Avec plus de 64.000 contrats souscrits en moins d'un an, soit environ 20% des exploitations dites professionnelles, le démarrage en fanfare de l'assurance récolte en 2005 est largement trompeur. Les cartes sont en effet brouillées par le coup commercial réalisé par Groupama. Afin de couper l'herbe sous le pied de la concurrence, celui-ci a offert aux clients du secteur des grandes cultures assurés pour la grêle d'étendre gratuitement leur garantie à douze autres aléas climatiques (le revers de la médaille étant un niveau de protection plutôt faible, avec 25% de franchise). Dans ce contexte, comment juger la pertinence d'un dispositif qui est proposé gratuitement?

Il faut se rappeler que l'assurance récolte est sous observation pendant trois ans (de 2005 à 2007) afin de tester «l'appétence» du produit et que le gouvernement a prévu en parallèle de baisser le niveau d'indemnisation par le Fonds national de garantie des calamités en fonction de l'adhésion des agriculteurs. Avec seulement 35% de subventions, un soutien souvent jugé insuffisant par rapport à ce que pratiquent d'autres pays (autour de 50%), le succès n'aurait sans doute pas été le même si les exploitants avaient dû payer normalement leur cotisation... La situation artificielle actuelle masque donc un certain nombre d'enjeux et de vraies questions comme celles du niveau de subvention ou de la réassurance d'Etat en cas de gros pépin climatique (lorsque 70% des agriculteurs seront assurés, un sinistre à plus de 3,3 milliards d'euros dépassant les capacités d'absorption des assureurs n'est pas improbable).

L'envers du décor, c'est que ce dossier est miné depuis le départ par les problèmes budgétaires et que, sous la pression de Bercy, l'Etat rechigne à mettre les moyens pour accompagner correctement son développement. Dès la première année, il manque 3 millions d'euros pour financer l'assurance récolte de 2005. Et, pour 2006, le gouvernement se fait tirer l'oreille (25 millions d'euros ont été trouvés et l'enveloppe pourrait aller jusqu'à 30 millions d'euros).

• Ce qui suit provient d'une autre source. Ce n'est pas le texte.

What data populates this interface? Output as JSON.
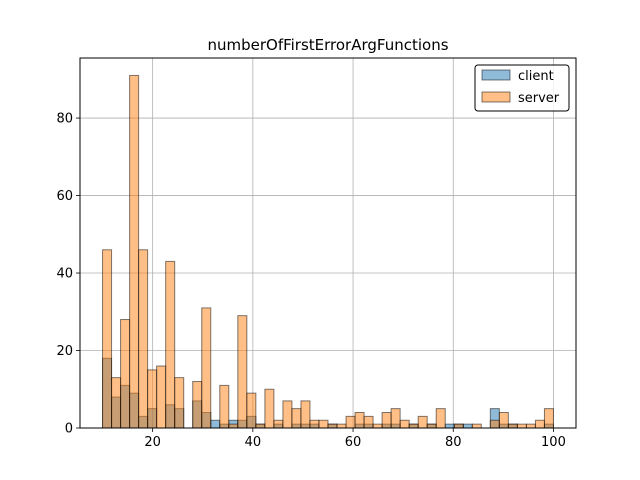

Un relais auprès de Bruxelles

Dans ces conditions, la FNSEA estime qu'il n'est pas raisonnable d'ouvrir, en 2006, le dispositif à d'autres productions que les grandes cultures, car c'est envoyer le dispositif au casse-pipe et entamer la confiance des agriculteurs (les subventions peuvent être rognées au prorata du dépassement de l'enveloppe allouée et les primes d'assurance revues à la hausse). Pour sortir du guêpier budgétaire, l'idée poursuivie par le gouvernement est de trouver rapidement un relais auprès de Bruxelles en adossant le système français d'assurance récolte à un dispositif communautaire afin de bénéficier de fonds européens.

 

Arrêt des subventions aux assurances grêle et gel

Lors des entretiens de l'assurance, le 13 décembre, le ministère de l'Agriculture a expliqué que l'Etat arrêtait en 2006 de subventionner les assurances relatives à la grêle sur fruits et légumes, ainsi que les expérimentations gel sur fruits et vigne (qui représentaient 20.000 contrats). Les producteurs devront se rabattre sur l'assurance récolte multirisque s'ils veulent continuer à bénéficier de contrats subventionnés. Un transfert incertain qui inquiète, car ces deux secteurs sont déjà économiquement fragilisés.

Pour 2006 (c'est-à-dire pour les contrats souscrits depuis l'été), Groupama a décidé de réitérer son opération de «gratuité», mais cette fois, les assurés ont la possibilité de racheter une franchise plus basse et mieux adaptée à l'activité grandes cultures.

Le mémorandum sur la Pac que prépare Dominique Bussereau et qui devrait être déposé à Bruxelles comportera plusieurs passages consacrés au développement de l'assurance récolte. Deux députés ont été missionnés pour alimenter sa réflexion.